CVE-2025-45616: 
Java vulnerability analysis and mitigation

Incorrect access control vulnerability in the /admin/** API of brcc v1.2.0 was discovered on March 16, 2025, and is tracked as CVE-2025-45616. The vulnerability affects brcc versions up to and including v1.2.0, allowing attackers to gain unauthorized access to Admin rights through crafted requests. The issue has received a CVSS v3.1 base score of 9.8 CRITICAL (Vector: CVSS:3.1/AV:N/AC:L/PR:N/UI:N/S:U/C:H/I:H/A:H) and is classified under CWE-284 (Improper Access Control) (NVD, Wiz).

The vulnerability exists in the UserAuthFilter class within the com.baidu.brcc.config package, specifically in the doFilter function. The issue stems from improper handling of request.getRequestURI() which does not properly parse special symbols in the request path. When developers configure the servlet contextPath as a prefix that matches patterns in noAuths (e.g., /v2), it can lead to authorization bypass. For example, if the context-path is configured as /v2 in the application.yml and /v2 is listed in noAuths, accessing http://127.0.0.1:8080/v2/admin/queryUser will expose private information to unauthorized users (GitHub Issue).

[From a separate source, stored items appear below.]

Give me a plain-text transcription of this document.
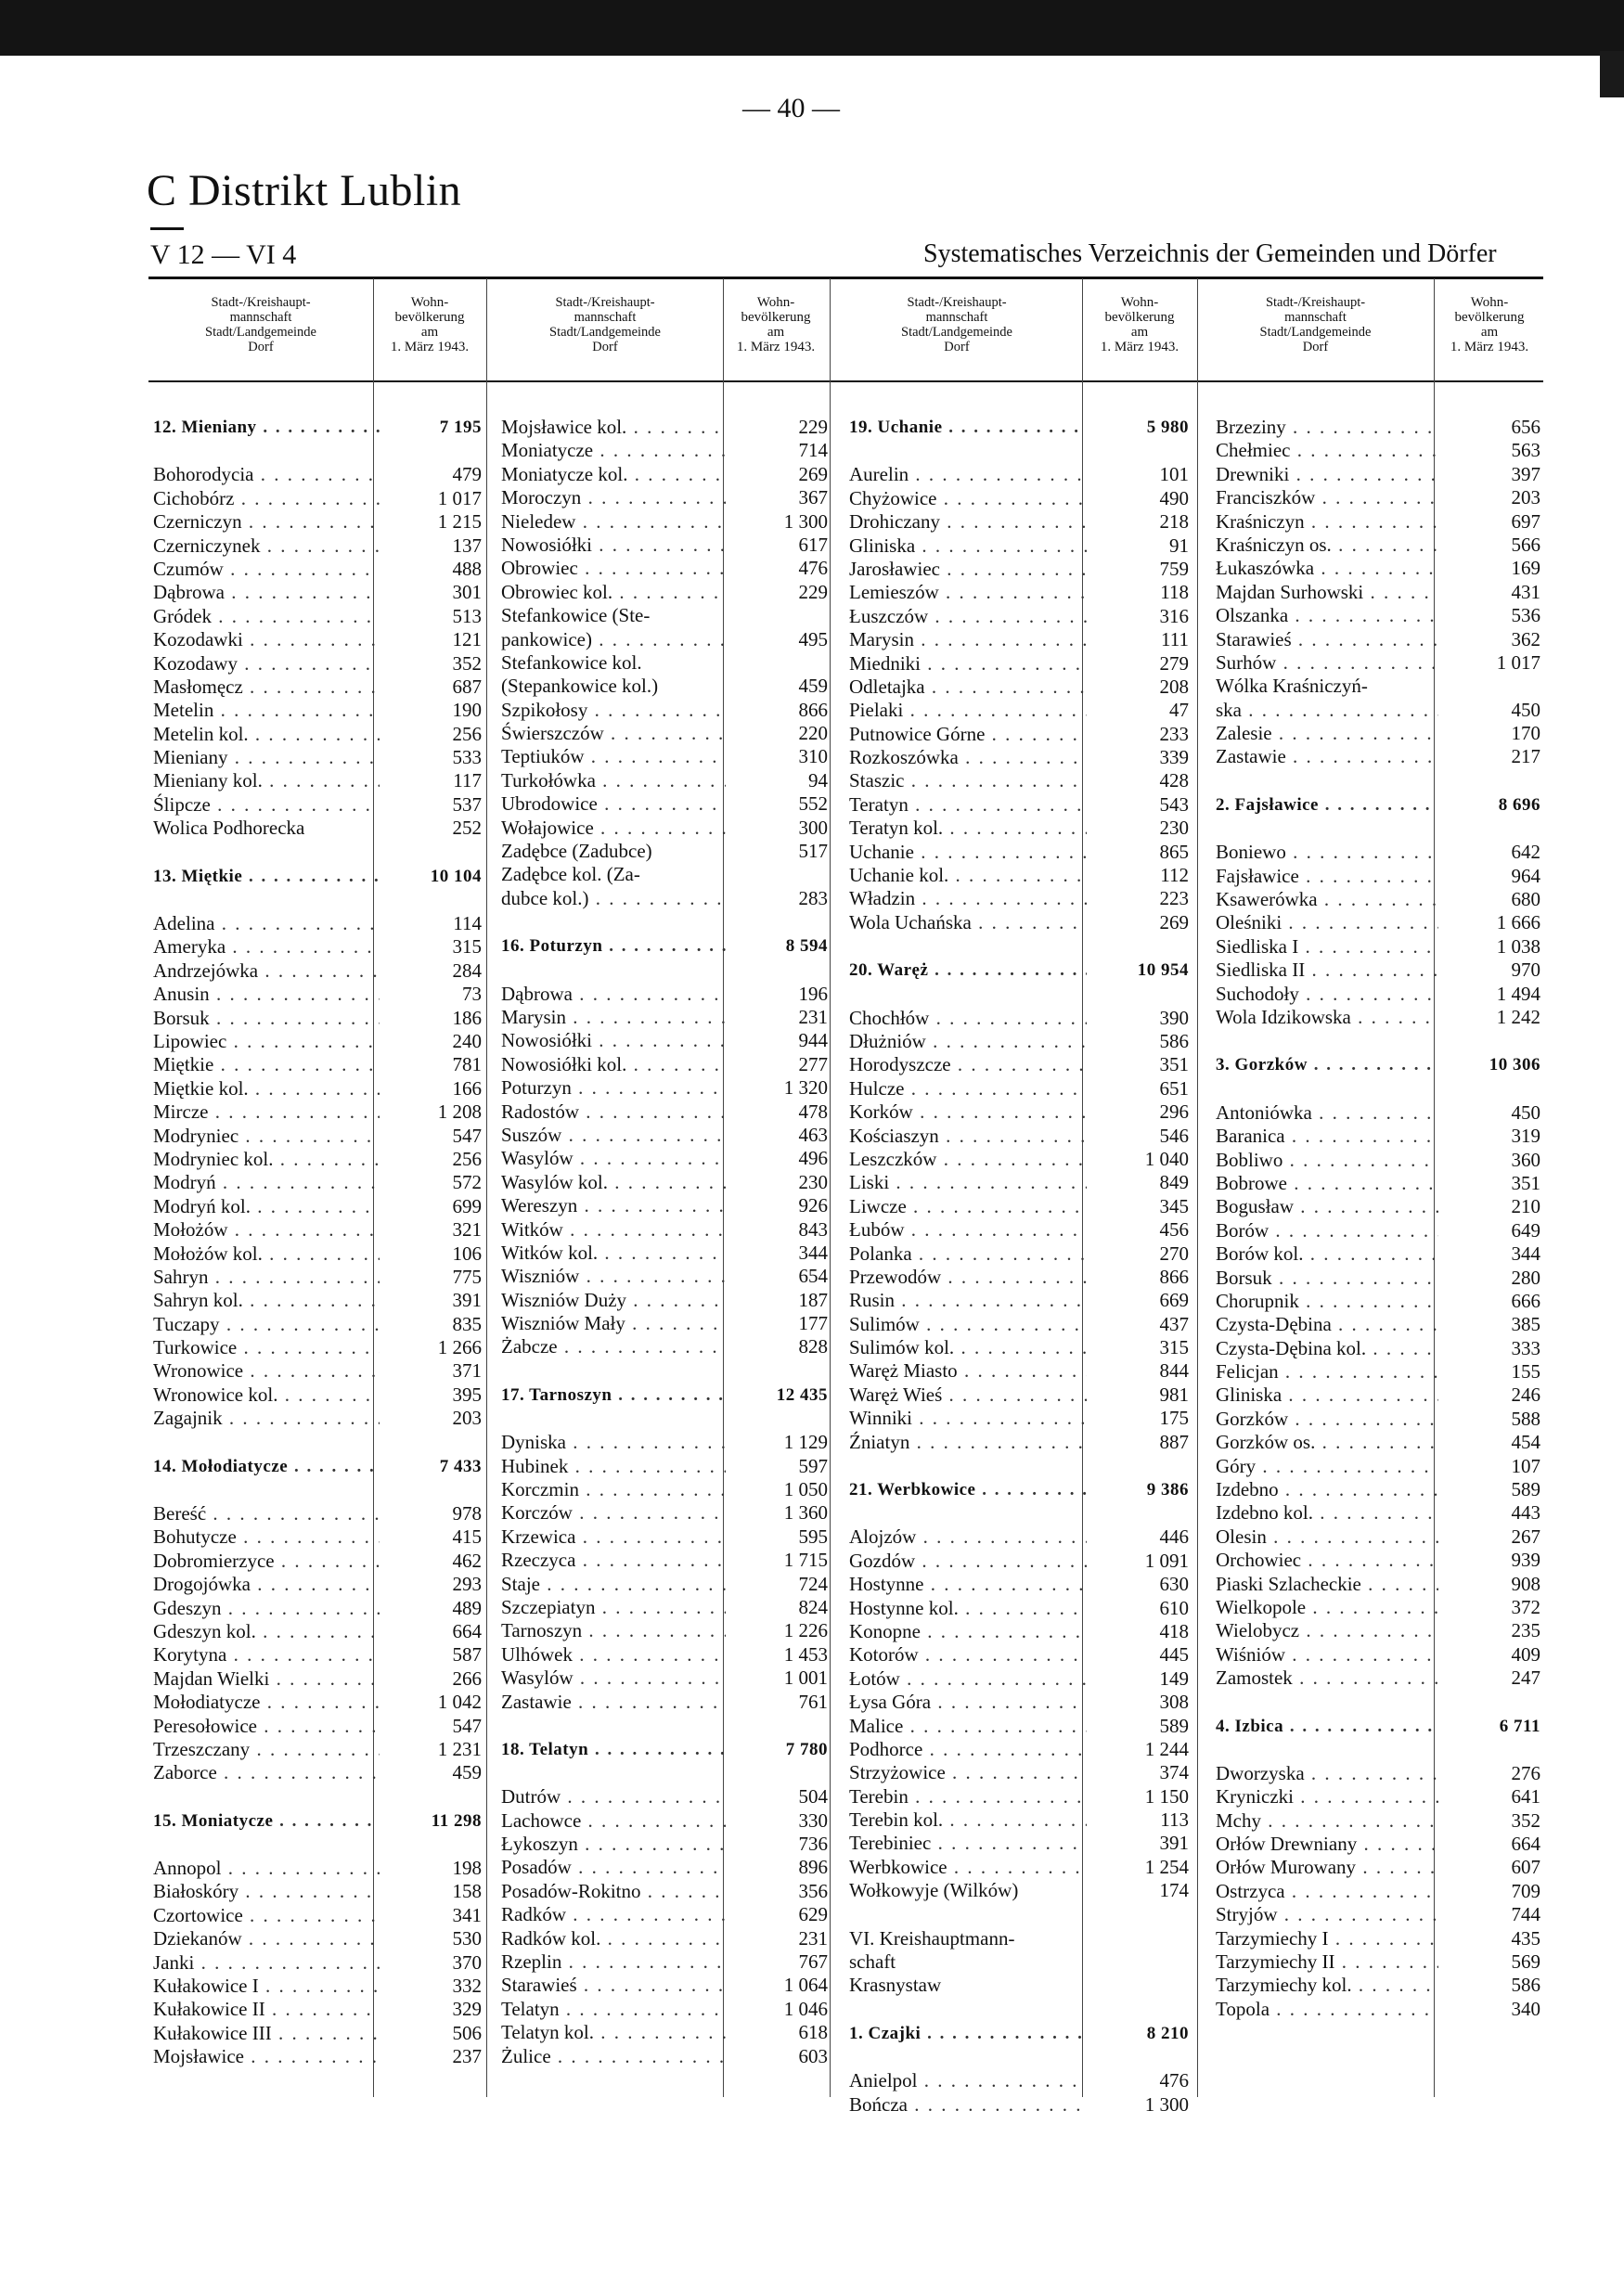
— 40 —
C Distrikt Lublin
V 12 — VI 4	Systematisches Verzeichnis der Gemeinden und Dörfer
Stadt-/Kreishaupt-
mannschaft
Stadt/Landgemeinde
Dorf
Wohn-
bevölkerung
am
1. März 1943.
Stadt-/Kreishaupt-
mannschaft
Stadt/Landgemeinde
Dorf
Wohn-
bevölkerung
am
1. März 1943.
Stadt-/Kreishaupt-
mannschaft
Stadt/Landgemeinde
Dorf
Wohn-
bevölkerung
am
1. März 1943.
Stadt-/Kreishaupt-
mannschaft
Stadt/Landgemeinde
Dorf
Wohn-
bevölkerung
am
1. März 1943.
12. Mieniany . . .	7 195
Bohorodycia . . .	479
Cichobórz . . .	1 017
Czerniczyn . . .	1 215
Czerniczynek . . .	137
Czumów . . .	488
Dąbrowa . . .	301
Gródek . . .	513
Kozodawki . . .	121
Kozodawy . . .	352
Masłomęcz . . .	687
Metelin . . .	190
Metelin kol. . . .	256
Mieniany . . .	533
Mieniany kol. . . .	117
Ślipcze . . .	537
Wolica Podhorecka	252
13. Miętkie . . .	10 104
Adelina . . .	114
Ameryka . . .	315
Andrzejówka . . .	284
Anusin . . .	73
Borsuk . . .	186
Lipowiec . . .	240
Miętkie . . .	781
Miętkie kol. . . .	166
Mircze . . .	1 208
Modryniec . . .	547
Modryniec kol. . . .	256
Modryń . . .	572
Modryń kol. . . .	699
Mołożów . . .	321
Mołożów kol. . . .	106
Sahryn . . .	775
Sahryn kol. . . .	391
Tuczapy . . .	835
Turkowice . . .	1 266
Wronowice . . .	371
Wronowice kol. . . .	395
Zagajnik . . .	203
14. Mołodiatycze . . .	7 433
Bereść . . .	978
Bohutycze . . .	415
Dobromierzyce . . .	462
Drogojówka . . .	293
Gdeszyn . . .	489
Gdeszyn kol. . . .	664
Korytyna . . .	587
Majdan Wielki . . .	266
Mołodiatycze . . .	1 042
Peresołowice . . .	547
Trzeszczany . . .	1 231
Zaborce . . .	459
15. Moniatycze . . .	11 298
Annopol . . .	198
Białoskóry . . .	158
Czortowice . . .	341
Dziekanów . . .	530
Janki . . .	370
Kułakowice I . . .	332
Kułakowice II . . .	329
Kułakowice III . . .	506
Mojsławice . . .	237
Mojsławice kol. . . .	229
Moniatycze . . .	714
Moniatycze kol. . . .	269
Moroczyn . . .	367
Nieledew . . .	1 300
Nowosiółki . . .	617
Obrowiec . . .	476
Obrowiec kol. . . .	229
Stefankowice (Ste-
pankowice) . . .	495
Stefankowice kol.
(Stepankowice kol.)	459
Szpikołosy . . .	866
Świerszczów . . .	220
Teptiuków . . .	310
Turkołówka . . .	94
Ubrodowice . . .	552
Wołajowice . . .	300
Zadębce (Zadubce)	517
Zadębce kol. (Za-
dubce kol.) . . .	283
16. Poturzyn . . .	8 594
Dąbrowa . . .	196
Marysin . . .	231
Nowosiółki . . .	944
Nowosiółki kol. . . .	277
Poturzyn . . .	1 320
Radostów . . .	478
Suszów . . .	463
Wasylów . . .	496
Wasylów kol. . . .	230
Wereszyn . . .	926
Witków . . .	843
Witków kol. . . .	344
Wiszniów . . .	654
Wiszniów Duży . . .	187
Wiszniów Mały . . .	177
Żabcze . . .	828
17. Tarnoszyn . . .	12 435
Dyniska . . .	1 129
Hubinek . . .	597
Korczmin . . .	1 050
Korczów . . .	1 360
Krzewica . . .	595
Rzeczyca . . .	1 715
Staje . . .	724
Szczepiatyn . . .	824
Tarnoszyn . . .	1 226
Ulhówek . . .	1 453
Wasylów . . .	1 001
Zastawie . . .	761
18. Telatyn . . .	7 780
Dutrów . . .	504
Lachowce . . .	330
Łykoszyn . . .	736
Posadów . . .	896
Posadów-Rokitno . . .	356
Radków . . .	629
Radków kol. . . .	231
Rzeplin . . .	767
Starawieś . . .	1 064
Telatyn . . .	1 046
Telatyn kol. . . .	618
Żulice . . .	603
19. Uchanie . . .	5 980
Aurelin . . .	101
Chyżowice . . .	490
Drohiczany . . .	218
Gliniska . . .	91
Jarosławiec . . .	759
Lemieszów . . .	118
Łuszczów . . .	316
Marysin . . .	111
Miedniki . . .	279
Odletajka . . .	208
Pielaki . . .	47
Putnowice Górne . . .	233
Rozkoszówka . . .	339
Staszic . . .	428
Teratyn . . .	543
Teratyn kol. . . .	230
Uchanie . . .	865
Uchanie kol. . . .	112
Władzin . . .	223
Wola Uchańska . . .	269
20. Waręż . . .	10 954
Chochłów . . .	390
Dłużniów . . .	586
Horodyszcze . . .	351
Hulcze . . .	651
Korków . . .	296
Kościaszyn . . .	546
Leszczków . . .	1 040
Liski . . .	849
Liwcze . . .	345
Łubów . . .	456
Polanka . . .	270
Przewodów . . .	866
Rusin . . .	669
Sulimów . . .	437
Sulimów kol. . . .	315
Waręż Miasto . . .	844
Waręż Wieś . . .	981
Winniki . . .	175
Źniatyn . . .	887
21. Werbkowice . . .	9 386
Alojzów . . .	446
Gozdów . . .	1 091
Hostynne . . .	630
Hostynne kol. . . .	610
Konopne . . .	418
Kotorów . . .	445
Łotów . . .	149
Łysa Góra . . .	308
Malice . . .	589
Podhorce . . .	1 244
Strzyżowice . . .	374
Terebin . . .	1 150
Terebin kol. . . .	113
Terebiniec . . .	391
Werbkowice . . .	1 254
Wołkowyje (Wilków)	174
VI. Kreishauptmann-
schaft
Krasnystaw
1. Czajki . . .	8 210
Anielpol . . .	476
Bończa . . .	1 300
Brzeziny . . .	656
Chełmiec . . .	563
Drewniki . . .	397
Franciszków . . .	203
Kraśniczyn . . .	697
Kraśniczyn os. . . .	566
Łukaszówka . . .	169
Majdan Surhowski . . .	431
Olszanka . . .	536
Starawieś . . .	362
Surhów . . .	1 017
Wólka Kraśniczyń-
ska . . .	450
Zalesie . . .	170
Zastawie . . .	217
2. Fajsławice . . .	8 696
Boniewo . . .	642
Fajsławice . . .	964
Ksawerówka . . .	680
Oleśniki . . .	1 666
Siedliska I . . .	1 038
Siedliska II . . .	970
Suchodoły . . .	1 494
Wola Idzikowska . . .	1 242
3. Gorzków . . .	10 306
Antoniówka . . .	450
Baranica . . .	319
Bobliwo . . .	360
Bobrowe . . .	351
Bogusław . . .	210
Borów . . .	649
Borów kol. . . .	344
Borsuk . . .	280
Chorupnik . . .	666
Czysta-Dębina . . .	385
Czysta-Dębina kol. . . .	333
Felicjan . . .	155
Gliniska . . .	246
Gorzków . . .	588
Gorzków os. . . .	454
Góry . . .	107
Izdebno . . .	589
Izdebno kol. . . .	443
Olesin . . .	267
Orchowiec . . .	939
Piaski Szlacheckie . . .	908
Wielkopole . . .	372
Wielobycz . . .	235
Wiśniów . . .	409
Zamostek . . .	247
4. Izbica . . .	6 711
Dworzyska . . .	276
Kryniczki . . .	641
Mchy . . .	352
Orłów Drewniany . . .	664
Orłów Murowany . . .	607
Ostrzyca . . .	709
Stryjów . . .	744
Tarzymiechy I . . .	435
Tarzymiechy II . . .	569
Tarzymiechy kol. . . .	586
Topola . . .	340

The vulnerability allows unauthorized attackers to bypass authentication and gain access to administrative functions through the /admin/** API. This could lead to exposure of sensitive information and unauthorized administrative access to the system (GitHub Issue, Wiz).

Users should review their servlet contextPath configurations and ensure they do not include patterns that match those in noAuths. The vulnerability affects brcc version 1.2.0 and earlier versions (GitHub Issue).